第10話 リア神の訪問と家の惨状



 築30年の木造アパート。

 歩くと床は軋み、陽当たりは皆無。


 駅からは徒歩で15分程度、間取りは1DK。

 家賃は6万円。


 これが我が家のスペックだ。


 ちなみに俺の家から見える高層マンションがリア神の住まいで、自転車で5分程の場所。


 ……悲しくなるぐらいの格差である。



 家の前に到着したわけだが、若宮はどこか緊張した面持ちである。

 普通に考えれば、男の家に行くことに緊張していると思えなくはないが……けどリア神は、若干のズレがあるから——



「親御様への挨拶って私、初めてなので少し緊張しています」


「だよねー」



 俺は嘆息する。


 若宮は、男の家へ上がることに抵抗はないのだろうか?

 ないとすれば、注意しないとな……。

 一応、心配だし……まぁ少しだけだけど。



「家、意外と近いです。それにしても……えーっと、その趣がある家ですね」


「まぁ近いな。
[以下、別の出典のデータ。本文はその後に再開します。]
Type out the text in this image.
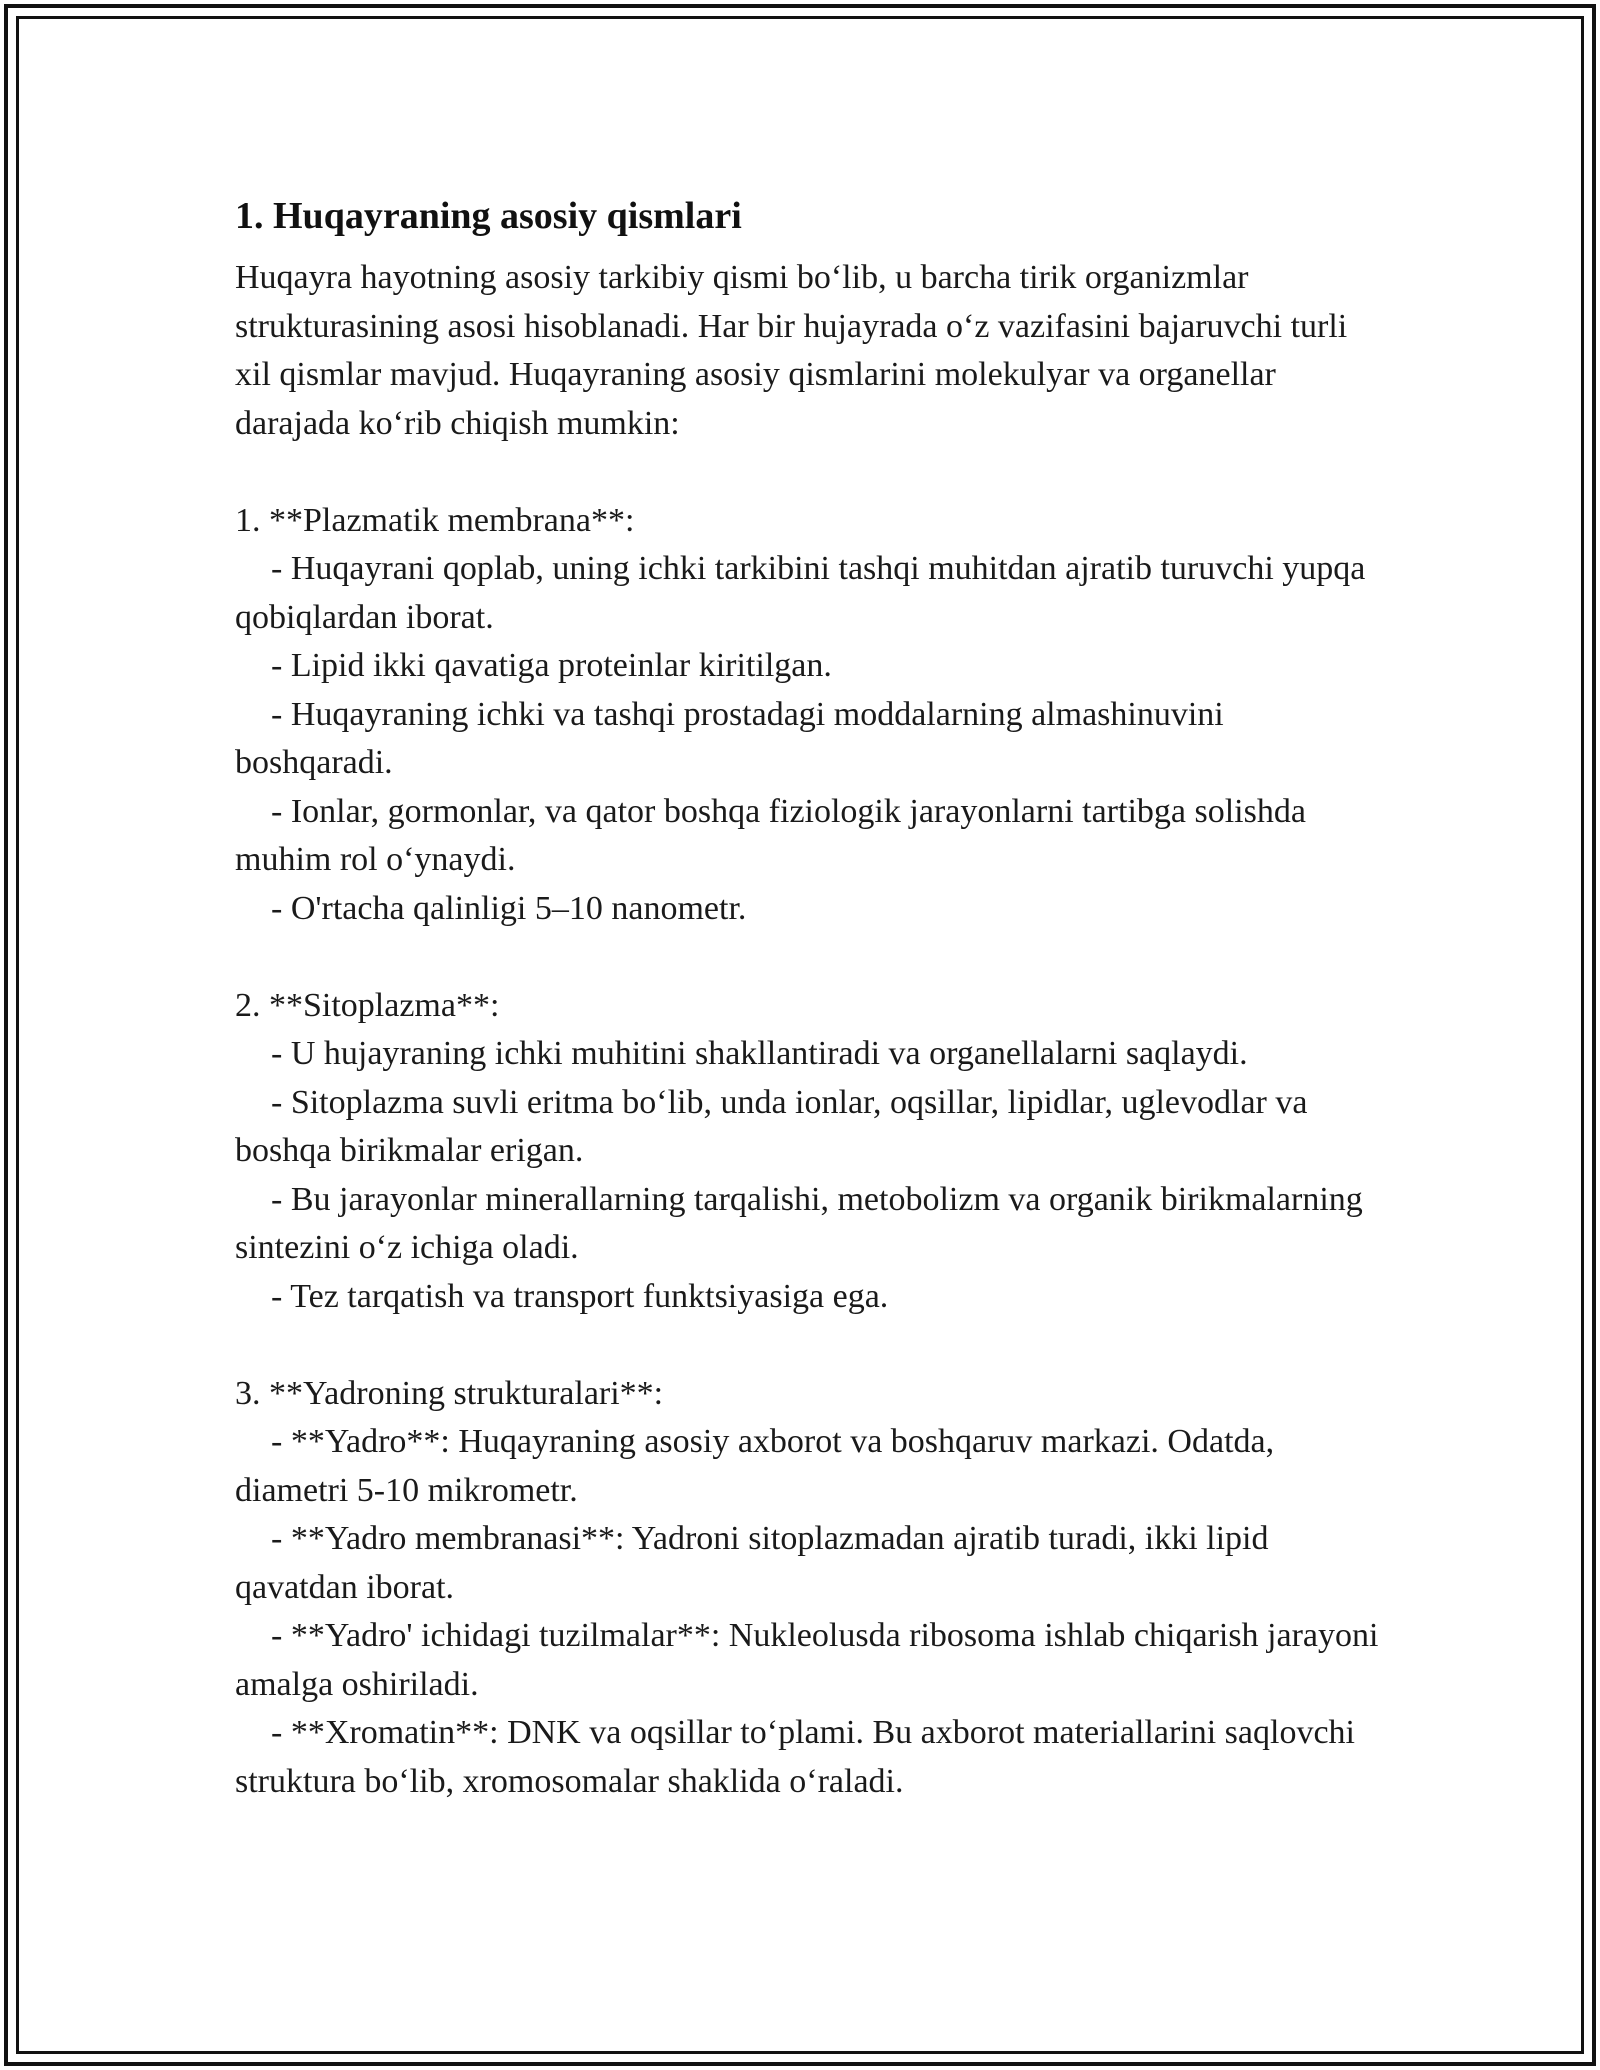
1. Huqayraning asosiy qismlari

Huqayra hayotning asosiy tarkibiy qismi bo‘lib, u barcha tirik organizmlar strukturasining asosi hisoblanadi. Har bir hujayrada o‘z vazifasini bajaruvchi turli xil qismlar mavjud. Huqayraning asosiy qismlarini molekulyar va organellar darajada ko‘rib chiqish mumkin:

1. **Plazmatik membrana**:

- Huqayrani qoplab, uning ichki tarkibini tashqi muhitdan ajratib turuvchi yupqa qobiqlardan iborat.

- Lipid ikki qavatiga proteinlar kiritilgan.

- Huqayraning ichki va tashqi prostadagi moddalarning almashinuvini boshqaradi.

- Ionlar, gormonlar, va qator boshqa fiziologik jarayonlarni tartibga solishda muhim rol o‘ynaydi.

- O'rtacha qalinligi 5–10 nanometr.

2. **Sitoplazma**:

- U hujayraning ichki muhitini shakllantiradi va organellalarni saqlaydi.

- Sitoplazma suvli eritma bo‘lib, unda ionlar, oqsillar, lipidlar, uglevodlar va boshqa birikmalar erigan.

- Bu jarayonlar minerallarning tarqalishi, metobolizm va organik birikmalarning sintezini o‘z ichiga oladi.

- Tez tarqatish va transport funktsiyasiga ega.

3. **Yadroning strukturalari**:

- **Yadro**: Huqayraning asosiy axborot va boshqaruv markazi. Odatda, diametri 5-10 mikrometr.

- **Yadro membranasi**: Yadroni sitoplazmadan ajratib turadi, ikki lipid qavatdan iborat.

- **Yadro' ichidagi tuzilmalar**: Nukleolusda ribosoma ishlab chiqarish jarayoni amalga oshiriladi.

- **Xromatin**: DNK va oqsillar to‘plami. Bu axborot materiallarini saqlovchi struktura bo‘lib, xromosomalar shaklida o‘raladi.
つか、気を遣わなくていいぞ? 若宮の家と比べると、家かどうか怪しくなるぐらいボロいし、趣のカケラもないから」



 若宮は苦笑すると、家を注意深く観察し始めた。


 そして、首を傾げる。



「常盤木さんってもしかして、一人暮らしですか?」


「なんでそう思った?」


「あんまり生活感を感じないのと、窓の柵に掛けてある傘が1本しかありませんから」


「ああ、なるほど。いい線いってるよ、さすがは若宮さん」


「恐縮です」


「けど、正解は親父と2人で暮らしているよ。まぁ、でも仕事でほとんど家にいないから実質一人暮らしって感じだから、若宮さんの考えは当たってるちゃ当たってるかな」


「そうだったんですか。では、お一人で家事をされてるということに……まだ高校生なのに大変ですね。それでは勉強時間がとれない筈です……」


「ま、まぁな」



 そう返事をしたが、実際は家事なんて一つもやっていない。


 本当に何もだ。

 これは謙遜でもなく、事実である。


 唯一、家でやっていることは『寝る』ことぐらいだ。

 食事は、買ったパンをそのままコンビニの前で食べるし、もし家で食べることがあってもカップ麺とかしか食べない。


 とにかく不摂生な生活を送っていた。



 だが、そんなことを知らないリア神は真剣な表情をしていた。

 そして、小さく深呼吸をすると決意した様子で俺を見つめてきた。


 ……もの凄く、嫌な予感が。



「これも何かの縁……。常盤木さんが少しでも学業に専念できるように私、手伝いますから!」


「いや、マジでいいよ」


「“いいよ”ですね。わかりました、任せて下さい」


「またこのくだりかよっ!? だから必要な——」


「皆まで言う必要はありません。わかってますから」


「わかってねぇーよ!」


「善は急げです。ですので、さっそくお邪魔しますね」


「あ、ちょっと待て」



 俺は忘れていた。

 家に人を招くなんて片手で数えられるぐらいしかない。


 だからこそ忘れていた。

 自分の家が、人を呼べる状態ではないことを。




「常盤木さん……これは……空き巣が入ったのですか?」




 家の惨状を見た若宮が目を丸くし、何度か目を擦る。

 目の前の光景が信じられない、そんな様子だ。



「これデフォルト……」


「これは……。常盤木さん、よく生活できてますね……。足の踏み場がないじゃないですか」


「いやでも、服が落ちてるからその上を歩けるだろ? 例えるならシルクロードだ」


「全く上手くありません」


「はい……」


「とにかく掃除をしましょう。他のことは一旦後回しです」


「いいよ、別に」


「ダメです。見てしまった以上、私のプライドが何もせずにはいられません。ひとまず普通の生活ができるところまでは片付けましょう」


「でもな、ゴミ袋とか買ってないからないぞ」


「ご心配には及びません。持ってますから」


「なんで持ってんの!?」



 あまりの準備のよさに、唖然とする俺。

 そんな俺を無視し、若宮は勝手に片付けを始めている。


 結局、この家の大掃除が終わったのは21時を回った頃だった。